For the tests in Travis I wanted that in case of an error that the program finish with an error code other than 0, for Travis to notice it and signal the fault.

In addition, I wanted to be able to run each of the test configurations separately, so they can run in parallel in Travis. This also helps to identify where the error is.

One of the problems is that some of the variables of the makefile are reused.

o : In some makefiles it is obviously the extension of the files with object code, that is o=.o or o=.obj according to the compiler. In others makefiles it is obviously the level of optimization, typically o=0 or o=3.

cp0 : In some makefiles it is the number of times the step cp0 that performs the optimizations of the Chez code is applied, and in others it takes the values t or f to indicate whether the step cp0 is applied or not. (Maybe it’s possible to change the t/f by 0/1 (or 0/3) and use the same meaning everywhere?)

I solved it by creating two new variables one_o and one_cp0 that at some point are copied to the original variables, taking some care to handle the case where they are not defined.

To the main makefile I added an option to run all the tests with a given configuration instead of all the tests with all the configurations.

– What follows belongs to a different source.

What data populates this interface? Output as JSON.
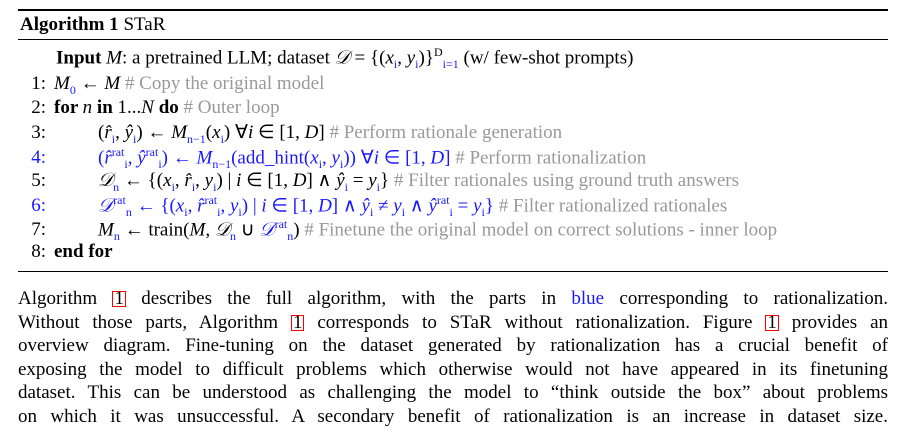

For example:

make testone one_o=3 one_cp0=t

The changes in the makefiles are not very elegant, moreover, they are probably a monstrosity, but they run in my machine (be careful with the tabs):

(cd $(workarea) && $(MAKE) testone PREFIX=$(workarea)/)

ifdef one_o
  new_o = o=$(one_o)
  new_o = 
ifdef one_cp0
  new_cp0 = cp0=$(one_cp0)
  new_cp0 = 

testone: build

(cd mats ; $(MAKE) allxonewerror $(new_o) $(new_cp0))
@echo "test run complete.  check $(PREFIX)mats/summary for errors."

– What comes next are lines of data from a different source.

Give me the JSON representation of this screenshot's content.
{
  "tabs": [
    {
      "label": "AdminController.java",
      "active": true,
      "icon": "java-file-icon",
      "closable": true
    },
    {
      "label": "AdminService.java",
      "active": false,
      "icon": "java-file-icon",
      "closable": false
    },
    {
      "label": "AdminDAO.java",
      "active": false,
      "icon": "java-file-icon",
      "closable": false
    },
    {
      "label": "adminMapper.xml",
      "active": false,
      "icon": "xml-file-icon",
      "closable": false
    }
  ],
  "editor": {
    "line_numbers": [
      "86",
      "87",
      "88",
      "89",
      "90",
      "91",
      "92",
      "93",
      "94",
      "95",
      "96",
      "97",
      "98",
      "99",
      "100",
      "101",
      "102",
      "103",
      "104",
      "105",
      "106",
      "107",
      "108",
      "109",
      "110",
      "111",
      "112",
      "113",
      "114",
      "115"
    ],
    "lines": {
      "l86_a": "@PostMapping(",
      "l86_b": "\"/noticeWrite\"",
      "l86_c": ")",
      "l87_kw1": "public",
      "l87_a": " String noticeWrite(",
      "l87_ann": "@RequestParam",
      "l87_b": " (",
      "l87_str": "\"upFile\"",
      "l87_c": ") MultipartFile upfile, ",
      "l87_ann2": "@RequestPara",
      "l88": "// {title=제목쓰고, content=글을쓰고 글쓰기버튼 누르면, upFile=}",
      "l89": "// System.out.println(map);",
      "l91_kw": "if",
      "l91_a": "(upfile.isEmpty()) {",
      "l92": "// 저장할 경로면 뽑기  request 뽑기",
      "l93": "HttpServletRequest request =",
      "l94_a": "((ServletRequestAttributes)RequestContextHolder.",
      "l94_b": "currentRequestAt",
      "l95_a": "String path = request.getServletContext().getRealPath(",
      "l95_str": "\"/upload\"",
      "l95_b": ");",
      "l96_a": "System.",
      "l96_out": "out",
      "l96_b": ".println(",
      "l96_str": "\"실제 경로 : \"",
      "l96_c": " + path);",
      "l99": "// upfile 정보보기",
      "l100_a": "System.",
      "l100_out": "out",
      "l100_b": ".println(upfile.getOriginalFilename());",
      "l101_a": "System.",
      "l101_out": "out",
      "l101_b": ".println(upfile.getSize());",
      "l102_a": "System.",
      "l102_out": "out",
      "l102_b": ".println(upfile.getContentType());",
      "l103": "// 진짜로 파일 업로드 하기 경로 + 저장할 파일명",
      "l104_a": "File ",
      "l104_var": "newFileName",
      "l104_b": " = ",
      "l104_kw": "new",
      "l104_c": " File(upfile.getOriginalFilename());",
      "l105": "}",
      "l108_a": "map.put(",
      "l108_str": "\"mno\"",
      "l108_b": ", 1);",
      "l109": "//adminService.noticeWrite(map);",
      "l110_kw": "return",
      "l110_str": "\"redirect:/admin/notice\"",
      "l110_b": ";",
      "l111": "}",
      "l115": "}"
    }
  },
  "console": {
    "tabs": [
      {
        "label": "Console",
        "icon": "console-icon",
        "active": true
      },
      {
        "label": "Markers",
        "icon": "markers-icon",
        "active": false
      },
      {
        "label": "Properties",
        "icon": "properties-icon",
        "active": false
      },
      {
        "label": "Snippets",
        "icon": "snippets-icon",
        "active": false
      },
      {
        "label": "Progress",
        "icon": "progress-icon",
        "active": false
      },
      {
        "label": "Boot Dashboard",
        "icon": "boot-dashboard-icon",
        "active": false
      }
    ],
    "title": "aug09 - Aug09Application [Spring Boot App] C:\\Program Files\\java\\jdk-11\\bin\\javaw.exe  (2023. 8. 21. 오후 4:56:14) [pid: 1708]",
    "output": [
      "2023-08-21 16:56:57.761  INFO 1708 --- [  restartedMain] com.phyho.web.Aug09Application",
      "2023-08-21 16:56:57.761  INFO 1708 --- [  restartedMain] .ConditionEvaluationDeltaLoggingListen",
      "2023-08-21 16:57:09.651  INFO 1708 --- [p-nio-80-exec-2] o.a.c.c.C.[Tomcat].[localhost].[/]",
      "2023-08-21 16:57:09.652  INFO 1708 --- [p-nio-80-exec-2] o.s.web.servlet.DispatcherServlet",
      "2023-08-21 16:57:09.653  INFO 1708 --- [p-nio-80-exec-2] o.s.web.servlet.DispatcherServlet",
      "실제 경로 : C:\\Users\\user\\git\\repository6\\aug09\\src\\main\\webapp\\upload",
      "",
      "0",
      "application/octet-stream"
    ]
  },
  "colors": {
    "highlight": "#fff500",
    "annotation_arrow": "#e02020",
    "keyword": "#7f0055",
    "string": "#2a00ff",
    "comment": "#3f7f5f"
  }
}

allxonewerror: prettyclean
$(MAKE) allxhelp
$(MAKE) maybe-raise-error


if [ "`wc -l < report-${conf}`" != "0"  ] ; then\
 $(MAKE) raise-error ;\


$(error We found an error)

The .travis.yml file is more or less standard. Instead of make install I use make build to avoid using sudo, so Travis runs the tests almost immediately instead of waiting for amachine with sudo enabled. My version still generates a small complaint because build uses internally sudo or something like that, but it does not seem to be important for the final result.

sudo: false
language: c


  - os: linux
    compiler: gcc
    env: CHEZ_TEST_ARGS="one_o=0"
  - os: linux
    compiler: gcc
    env: CHEZ_TEST_ARGS="one_o=3"
  - os: linux
    compiler: gcc
    env: CHEZ_TEST_ARGS="one_o=3 eval=interpret ehc=t rmg=2"


- ./configure
- make build
- make testone $CHEZ_TEST_ARGS

The code is available in github (tests ), along with an additional change that adds an obviously wrong test just to see that when there is an error it is detected (test ). 

Some ideas

My plan is to analyze the Chez code now, but there are some improvements that I think I will ignore for now.

I would like instead of running all tests for each option with make testone, being able to run each test separately, so the output in Travis is shorter and easier to understand and it is easier to find the error.

And I would like to try to fix the compilation in Windows and if possible add the tests in AppVeyor.